Eric Ng’eno
Yesterday at 12:46 · Nairobi, Kenya ·
DEAR KENYA JUDICIARY: DELIVER US FROM EVIL
Some court orders lack a necessary sort of integrity.
The IG of police seeks to get someone he has reason to believe is a bad guy X. X runs to court and plies the court with some obviously self-seeking take of woe. Ex parte, meaning that the proceedings are conducted in the IG’s absence. Court believes X very much. So much so, that it decides that X is a latter most day saint and that the IG is a downright bad fellow indeed. And orders that X should not only be left alone, but that everything the IG had done in the course of investigation must be undone forthwith. So X has orders against the IG with threats of penal sanction by way of contempt of court proceedings ( which can be painfully summary).
So now, X may continue his bad ways and no one can touch him. Citizens cry to the IG to intervene but X has court orders. Isitoshe, X is actually endeavouring to have the IG arrested and arraigned in court. Arrest is the work of IG. It is for bad guys. Now, a possible bad guy wants the police to arrest the IG.

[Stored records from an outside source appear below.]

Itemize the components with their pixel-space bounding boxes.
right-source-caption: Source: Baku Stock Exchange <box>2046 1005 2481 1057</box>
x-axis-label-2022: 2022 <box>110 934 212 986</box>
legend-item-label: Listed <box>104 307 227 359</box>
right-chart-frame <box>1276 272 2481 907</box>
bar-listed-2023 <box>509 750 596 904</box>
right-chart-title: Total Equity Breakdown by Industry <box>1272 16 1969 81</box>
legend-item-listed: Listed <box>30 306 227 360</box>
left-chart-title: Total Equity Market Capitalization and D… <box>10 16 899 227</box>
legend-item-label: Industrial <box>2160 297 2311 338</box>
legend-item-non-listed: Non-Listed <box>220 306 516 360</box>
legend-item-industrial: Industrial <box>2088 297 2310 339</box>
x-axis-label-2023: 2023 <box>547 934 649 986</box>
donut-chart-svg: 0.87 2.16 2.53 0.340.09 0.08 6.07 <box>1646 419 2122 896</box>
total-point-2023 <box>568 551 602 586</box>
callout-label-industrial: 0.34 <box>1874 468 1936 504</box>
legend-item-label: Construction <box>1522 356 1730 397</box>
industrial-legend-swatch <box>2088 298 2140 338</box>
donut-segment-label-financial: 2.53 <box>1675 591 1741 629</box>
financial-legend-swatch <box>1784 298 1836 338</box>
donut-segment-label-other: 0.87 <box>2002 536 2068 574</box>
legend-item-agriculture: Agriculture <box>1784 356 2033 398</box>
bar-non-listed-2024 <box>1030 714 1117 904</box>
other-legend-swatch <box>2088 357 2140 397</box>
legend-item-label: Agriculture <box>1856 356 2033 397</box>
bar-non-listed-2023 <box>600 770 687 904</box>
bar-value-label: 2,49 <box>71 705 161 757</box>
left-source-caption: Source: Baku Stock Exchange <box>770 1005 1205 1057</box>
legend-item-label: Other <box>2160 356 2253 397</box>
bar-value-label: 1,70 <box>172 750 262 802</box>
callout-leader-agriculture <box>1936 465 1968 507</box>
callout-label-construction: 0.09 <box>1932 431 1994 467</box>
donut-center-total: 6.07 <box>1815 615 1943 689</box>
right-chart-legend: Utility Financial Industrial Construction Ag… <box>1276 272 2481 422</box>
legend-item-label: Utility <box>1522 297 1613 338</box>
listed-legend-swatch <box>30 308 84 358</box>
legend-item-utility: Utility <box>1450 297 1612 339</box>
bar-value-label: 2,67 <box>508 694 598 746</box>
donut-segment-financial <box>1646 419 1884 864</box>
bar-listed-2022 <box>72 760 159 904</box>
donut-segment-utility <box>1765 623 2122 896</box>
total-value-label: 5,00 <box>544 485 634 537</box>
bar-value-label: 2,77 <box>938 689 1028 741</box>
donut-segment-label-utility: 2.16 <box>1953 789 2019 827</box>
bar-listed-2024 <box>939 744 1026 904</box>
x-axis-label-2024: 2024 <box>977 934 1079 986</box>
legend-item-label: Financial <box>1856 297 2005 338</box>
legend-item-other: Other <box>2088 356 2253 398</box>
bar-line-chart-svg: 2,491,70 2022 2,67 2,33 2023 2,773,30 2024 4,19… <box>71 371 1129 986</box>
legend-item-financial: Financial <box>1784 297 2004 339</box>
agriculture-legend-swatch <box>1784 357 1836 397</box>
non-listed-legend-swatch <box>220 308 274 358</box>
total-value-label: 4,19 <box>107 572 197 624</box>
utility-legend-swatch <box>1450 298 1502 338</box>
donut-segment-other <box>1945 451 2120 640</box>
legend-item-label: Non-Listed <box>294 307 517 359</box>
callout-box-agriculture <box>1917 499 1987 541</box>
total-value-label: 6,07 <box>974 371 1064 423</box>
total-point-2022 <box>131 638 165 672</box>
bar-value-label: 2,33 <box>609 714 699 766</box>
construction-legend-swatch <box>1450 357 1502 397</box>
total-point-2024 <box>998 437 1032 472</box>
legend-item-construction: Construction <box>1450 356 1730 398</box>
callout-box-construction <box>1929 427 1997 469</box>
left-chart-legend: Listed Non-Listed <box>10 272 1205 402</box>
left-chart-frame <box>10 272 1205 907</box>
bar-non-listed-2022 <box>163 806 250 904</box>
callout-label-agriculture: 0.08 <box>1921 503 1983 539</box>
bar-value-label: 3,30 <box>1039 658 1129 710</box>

The judiciary hold that the Executive is in the wrong a priori. That X and all bad guys deserve freedom and impunity. That the Executive mandate to maintain law and order is secondary to the liberties of suspects. That citizen rights to expect tranquility and security are meaningless if suspects do not wish to cooperate. That in any case, proceedings are fatally defective if the Republic wish to charge X.
According to the new criminal-driven rule of law jurisprudence, the Republic is accused, criminals are the prosecutors on behalf of cartels, and the judiciary is a favourable umpire. X versus the (guilty) Republic.
What recourse does the Republic and IG have? Appeal, of course; we’re a nation of laws. Appeal. 3 years down the line, IG may be vindicated. Hooray. When the bombs have gone BOOM, villagers have been beheaded, businesses looted, cars stoned, evil sated with scenes from hell.
At the very least, the rule of law is supposed to deliver us from evil. All the clever arguments and sophisticated contestation should lead us to this rudimentary expectation: deliver us from evil.
When the law enforcers are profiled as fugitives by our court and the architects of strategic impunity hold warrants to arrest the Republic, it’s peace and security, the rule of law will have led us into temptation and abandoned us in the valley of the shadow of death. This is the tragedy of our time.